Badewa first argues that he will more likely than not be detained by the Nigerian government upon his return under Nigeria’s National Drug Law Enforcement Agency Decree Number 33 (“Decree 33”), an act targeting Nigerian nationals convicted abroad of drug-related crimes. He then cites the general mistreatment of detainees by Nigerian authorities to establish the probability of torture. The BIA determined that Badewa does not fall within the terms of Decree 33 because he has not been convicted of any drug-related crime; thus, the Board did not reach the proof of a probability of torture requirement, although it did note that “substandard prison conditions do not constitute torture.” App. 5. Given the lack of authenticated record evidence demonstrating the current enforcement of Decree 33 and its application to deportees without drug convictions, the BIA had substantial grounds to find Badewa not likely to be detained. In any case, Badewa also fails to make the neeessary probability of torture showing. He does not allege past torture or mistreatment directed specifically at him, but rather claims general deplorable prison conditions and mistreatment of Nigerian detainees. These generalized allegations of harsh prison conditions do not rise to the level of “torture.” “[Conditions of confinement, without more, do not constitute torture under the CAT.” Francois v. Gonzales, 448 F.3d 645, 652 (3d Cir.2006). Badewa has not shown that Nigerian authorities maintain such conditions with the specific intent to inflict severe pain and suffering. See Auguste v.
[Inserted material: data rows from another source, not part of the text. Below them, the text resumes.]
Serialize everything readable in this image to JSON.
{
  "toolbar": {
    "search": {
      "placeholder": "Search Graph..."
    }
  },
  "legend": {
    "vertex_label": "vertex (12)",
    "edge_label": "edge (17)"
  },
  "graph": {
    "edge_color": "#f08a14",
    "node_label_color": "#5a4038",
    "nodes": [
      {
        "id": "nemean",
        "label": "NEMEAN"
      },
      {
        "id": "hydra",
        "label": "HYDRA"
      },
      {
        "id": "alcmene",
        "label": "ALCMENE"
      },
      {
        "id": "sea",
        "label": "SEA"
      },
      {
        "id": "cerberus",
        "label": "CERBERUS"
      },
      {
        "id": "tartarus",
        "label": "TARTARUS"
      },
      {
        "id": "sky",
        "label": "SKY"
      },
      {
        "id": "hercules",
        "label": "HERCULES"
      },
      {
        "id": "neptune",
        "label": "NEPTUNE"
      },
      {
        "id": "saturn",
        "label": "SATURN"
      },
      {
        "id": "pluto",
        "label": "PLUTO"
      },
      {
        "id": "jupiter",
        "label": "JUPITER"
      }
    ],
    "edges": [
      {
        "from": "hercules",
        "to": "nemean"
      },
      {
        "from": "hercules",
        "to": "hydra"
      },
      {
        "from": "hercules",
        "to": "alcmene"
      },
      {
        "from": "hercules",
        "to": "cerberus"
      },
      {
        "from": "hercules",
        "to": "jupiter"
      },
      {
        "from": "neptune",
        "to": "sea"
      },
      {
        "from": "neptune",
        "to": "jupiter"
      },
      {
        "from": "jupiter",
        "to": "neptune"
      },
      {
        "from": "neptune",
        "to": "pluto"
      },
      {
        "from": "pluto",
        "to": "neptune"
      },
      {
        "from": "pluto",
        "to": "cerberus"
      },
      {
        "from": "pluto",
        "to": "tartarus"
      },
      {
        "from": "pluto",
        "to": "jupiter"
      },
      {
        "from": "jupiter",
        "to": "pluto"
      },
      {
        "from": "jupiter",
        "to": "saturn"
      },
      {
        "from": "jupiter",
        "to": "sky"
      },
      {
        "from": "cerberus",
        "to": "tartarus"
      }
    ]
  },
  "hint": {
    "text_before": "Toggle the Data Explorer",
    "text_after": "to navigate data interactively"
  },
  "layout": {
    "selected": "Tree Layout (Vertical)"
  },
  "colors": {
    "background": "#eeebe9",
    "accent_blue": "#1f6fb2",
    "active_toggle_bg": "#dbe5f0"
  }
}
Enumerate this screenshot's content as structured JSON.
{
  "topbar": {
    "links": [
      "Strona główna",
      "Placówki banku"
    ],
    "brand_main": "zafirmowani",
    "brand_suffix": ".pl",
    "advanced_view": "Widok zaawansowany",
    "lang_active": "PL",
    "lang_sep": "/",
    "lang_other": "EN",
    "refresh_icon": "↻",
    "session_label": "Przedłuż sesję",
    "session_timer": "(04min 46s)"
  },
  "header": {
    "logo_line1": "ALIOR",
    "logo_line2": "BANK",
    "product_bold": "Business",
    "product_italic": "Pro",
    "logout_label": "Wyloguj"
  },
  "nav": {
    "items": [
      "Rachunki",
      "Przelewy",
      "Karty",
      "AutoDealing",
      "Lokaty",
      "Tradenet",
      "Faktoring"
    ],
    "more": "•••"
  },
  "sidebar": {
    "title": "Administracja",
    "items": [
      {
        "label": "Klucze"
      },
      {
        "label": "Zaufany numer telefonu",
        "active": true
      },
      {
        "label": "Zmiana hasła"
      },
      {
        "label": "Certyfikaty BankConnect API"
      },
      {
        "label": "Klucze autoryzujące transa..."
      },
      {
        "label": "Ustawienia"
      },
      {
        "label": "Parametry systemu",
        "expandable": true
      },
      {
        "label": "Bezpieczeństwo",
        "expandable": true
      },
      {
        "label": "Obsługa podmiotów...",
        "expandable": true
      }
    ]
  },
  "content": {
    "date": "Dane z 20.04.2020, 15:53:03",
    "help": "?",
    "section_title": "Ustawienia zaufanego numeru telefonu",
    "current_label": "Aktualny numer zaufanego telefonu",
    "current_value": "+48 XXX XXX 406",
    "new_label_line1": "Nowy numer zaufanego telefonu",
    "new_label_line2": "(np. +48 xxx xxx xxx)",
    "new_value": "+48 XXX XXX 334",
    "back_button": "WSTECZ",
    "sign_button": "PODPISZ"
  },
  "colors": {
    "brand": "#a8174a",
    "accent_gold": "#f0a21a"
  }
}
Ridge, 395 F.3d 123, 153-54 (3d Cir.2005). Therefore, we will deny Badewa’s petition for review of the BIA’s denial of his request for CAT protection.
IV.
For the foregoing reasons, we will deny the petition for review.
. This Court has held that, for purposes of the INA, “conviction” includes a plea of nolo contendere to a state law drug charge subsequently dismissed without a verdict after cornpletion of probation under a state rehabilitation statute. Acosta v. Ashcroft, 341 F.3d 218, 222 (3d Cir.2003).